La perversión de la escuela (y en general del mundo académico) es confundir el
medio y los fines. Y de eso es difícil curarnos.
El
problema de atender las deficiencias de un trimestre deberá ser tratado en el
curso que viene. Soy bastante pesimista sobre
lo que aprendemos en clase. Seguro que un trimestre es demasiado y que habrá
muchos contenidos que no se podrán ver nunca. Pero, tomando perspectiva,
¿cuántas cosas que aprendimos en la escuela hemos olvidado?
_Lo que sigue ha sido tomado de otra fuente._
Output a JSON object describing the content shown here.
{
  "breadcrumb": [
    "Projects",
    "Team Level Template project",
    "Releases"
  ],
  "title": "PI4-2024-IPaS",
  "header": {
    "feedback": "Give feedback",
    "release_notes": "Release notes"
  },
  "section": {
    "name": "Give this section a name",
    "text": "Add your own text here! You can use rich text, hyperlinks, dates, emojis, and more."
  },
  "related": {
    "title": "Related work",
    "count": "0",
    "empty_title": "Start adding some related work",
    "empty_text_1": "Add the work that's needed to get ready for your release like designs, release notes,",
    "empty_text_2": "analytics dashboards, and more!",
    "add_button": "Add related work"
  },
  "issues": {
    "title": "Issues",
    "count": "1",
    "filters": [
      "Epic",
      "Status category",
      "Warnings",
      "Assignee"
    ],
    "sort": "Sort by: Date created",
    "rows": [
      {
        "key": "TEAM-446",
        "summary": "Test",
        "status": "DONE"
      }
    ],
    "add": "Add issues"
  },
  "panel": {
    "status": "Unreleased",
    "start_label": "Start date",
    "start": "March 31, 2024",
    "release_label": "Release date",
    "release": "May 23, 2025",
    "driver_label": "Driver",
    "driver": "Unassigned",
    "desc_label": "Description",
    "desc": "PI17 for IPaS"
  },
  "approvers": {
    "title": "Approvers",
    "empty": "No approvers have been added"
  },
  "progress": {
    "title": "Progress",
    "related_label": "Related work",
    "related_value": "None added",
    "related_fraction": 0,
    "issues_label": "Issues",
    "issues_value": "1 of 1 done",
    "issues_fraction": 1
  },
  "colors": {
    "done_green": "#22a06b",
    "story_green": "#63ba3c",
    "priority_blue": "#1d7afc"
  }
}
Algún apaño
podremos hacer el curso que viene, retomar algunos temas, al menos por encima,
recortar los contenidos del siguiente para adecuar a tres trimestres lo que se
debió dar en cuatro. Ser compasivo con quienes lo merecen y no perjudicar a los
alumnos que no han tenido medios.
Ahora,
también digo que no soporto a todos esos políticos que se ponen muy dignos
ellos pidiendo que se den todos los contenidos del trimestre, que se evalúe
según los criterios establecidos, aunque los medios no estén preparados, que no
se tenga ni un poco de consideración, que se atienda a los alumnos para que
recuperen contenidos. Una evaluación “rigurosa” dice un consejero. Debería
haber dicho “flexible” tanto para los alumnos como para los medios que tenemos
los docentes. Para ellos la meritocracia es un dogma y una pandemia mundial no
tiene por qué afectar al sustento ideológico de su supuesta superioridad.